Na entrada no Uzbequistão 🇺🇿 procedimentos “padrão” revistaram meu computador, malas, hd, fotos no celular… jura que precisa isso? Até ouvir uma gracinha do tipo, que foto linda… ele estava me assediando, na situação de uma viajante querendo entrar no país é como levar um soco e não poder revidar.

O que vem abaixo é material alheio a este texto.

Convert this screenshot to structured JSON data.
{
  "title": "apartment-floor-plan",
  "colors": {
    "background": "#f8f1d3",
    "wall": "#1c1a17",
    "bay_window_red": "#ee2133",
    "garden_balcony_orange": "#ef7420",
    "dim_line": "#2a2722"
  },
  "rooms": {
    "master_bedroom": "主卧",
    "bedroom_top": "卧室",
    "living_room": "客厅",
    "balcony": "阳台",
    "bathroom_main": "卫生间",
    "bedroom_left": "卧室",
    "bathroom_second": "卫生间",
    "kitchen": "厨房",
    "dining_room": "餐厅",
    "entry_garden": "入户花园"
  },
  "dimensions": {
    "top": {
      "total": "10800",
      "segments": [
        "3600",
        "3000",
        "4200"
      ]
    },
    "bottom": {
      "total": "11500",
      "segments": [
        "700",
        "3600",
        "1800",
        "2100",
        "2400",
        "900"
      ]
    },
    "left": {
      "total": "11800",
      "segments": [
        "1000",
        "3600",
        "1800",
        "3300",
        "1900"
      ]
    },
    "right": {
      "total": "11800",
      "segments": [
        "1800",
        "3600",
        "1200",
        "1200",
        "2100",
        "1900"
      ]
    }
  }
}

Entrar no Cazaquistão eu tive muito medo, eu não estava ilegal, não havia pq ter medo, mas chamarem 4 polícias para conversar entre si, olharem meu passaporte, olharem o meu rosto, não sei o que eles tanto me olhavam, era como se eu fosse uma criminalista. Eu tremia, sou muito expressiva e tentava pensar o que passava na cabeça deles e o que eu tinha feito de errado, após pouco mais de 5 minutos eles disseram: pode ir! Até hoje não sei o que houve, mas eu tinha medo de voltar do Quirquistão pelo Cazaquistão e tudo isso acontecer novamente, eu estava certa no retorno questionavam meu visto.

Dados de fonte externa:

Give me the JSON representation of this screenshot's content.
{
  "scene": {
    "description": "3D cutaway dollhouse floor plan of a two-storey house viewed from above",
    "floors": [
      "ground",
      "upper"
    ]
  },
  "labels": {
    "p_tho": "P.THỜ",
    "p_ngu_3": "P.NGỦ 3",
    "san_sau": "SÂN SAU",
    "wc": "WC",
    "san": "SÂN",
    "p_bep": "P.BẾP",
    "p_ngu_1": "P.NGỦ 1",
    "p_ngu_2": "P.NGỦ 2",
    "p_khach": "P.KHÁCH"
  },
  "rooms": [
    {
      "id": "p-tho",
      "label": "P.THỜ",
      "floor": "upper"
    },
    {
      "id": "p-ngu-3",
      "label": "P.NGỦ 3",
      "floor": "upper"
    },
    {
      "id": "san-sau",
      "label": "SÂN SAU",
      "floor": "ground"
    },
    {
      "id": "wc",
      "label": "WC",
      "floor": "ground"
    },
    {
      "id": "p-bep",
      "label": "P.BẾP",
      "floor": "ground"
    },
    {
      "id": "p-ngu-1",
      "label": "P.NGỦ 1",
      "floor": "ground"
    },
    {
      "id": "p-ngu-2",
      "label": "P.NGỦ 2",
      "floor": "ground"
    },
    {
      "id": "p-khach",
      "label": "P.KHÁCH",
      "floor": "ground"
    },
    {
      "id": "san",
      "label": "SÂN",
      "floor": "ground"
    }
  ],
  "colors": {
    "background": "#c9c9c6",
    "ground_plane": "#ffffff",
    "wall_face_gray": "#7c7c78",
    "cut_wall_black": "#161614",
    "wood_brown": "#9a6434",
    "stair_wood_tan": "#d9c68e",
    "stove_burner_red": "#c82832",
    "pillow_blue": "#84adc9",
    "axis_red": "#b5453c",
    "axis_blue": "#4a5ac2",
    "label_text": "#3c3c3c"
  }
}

Saindo do Tadjiquistão, após 1 ano e meio, muitos me conheciam, já estava como figurinha pública e como a garota Tajiquistão versão afro brasileira que morava em Kulob. Falava algumas coisas em tadjiqui, até que 3 mulheres me abordaram e me levaram pra salinha, nesta hora que as pernas tremiam a barriga gelava, ahhh não, logo eu a famosinha do Tadjiquistão? eu compreendia algumas palavras em Tadjiqui, mas me fingi de louca de não entender nada, perguntavam quanto eu tinha na carteira, eu dizia que não entendia, até eu responder que não tinha nada. Eu tinha dinheiro aliás estava indo para uma eurotrip, elas pegaram minha carteira, isso mesmo tiraram a carteira da minha mão e revistaram. Tinha dinheiro, tinha uma quantia razoável, mas eu escondi tão bem na carteira que elas não acharam. Me mandaram embora e não quiseram nem revistar minha bolsa, imaginavam que eu era uma mera coitada.
Meu passaporte atualmente tem 4 folhas sem carimbo, é comum eles perguntarem como eu consegui tudo isso? E o por que países tão estranhos e nada comum? Não me soa uma pergunta educada, não é mesmo?
Acho que tenho muitos relatos para ter medo dos guichês de imigração. Ser negra viajante não é algo muito comum, isso incomoda e sou, somos vítima de um racismo mundialmente institucional nesta sociedade.
Sonho no dia em que minhas pernas não tremam por medo da imigração. Que esse dia venha logo!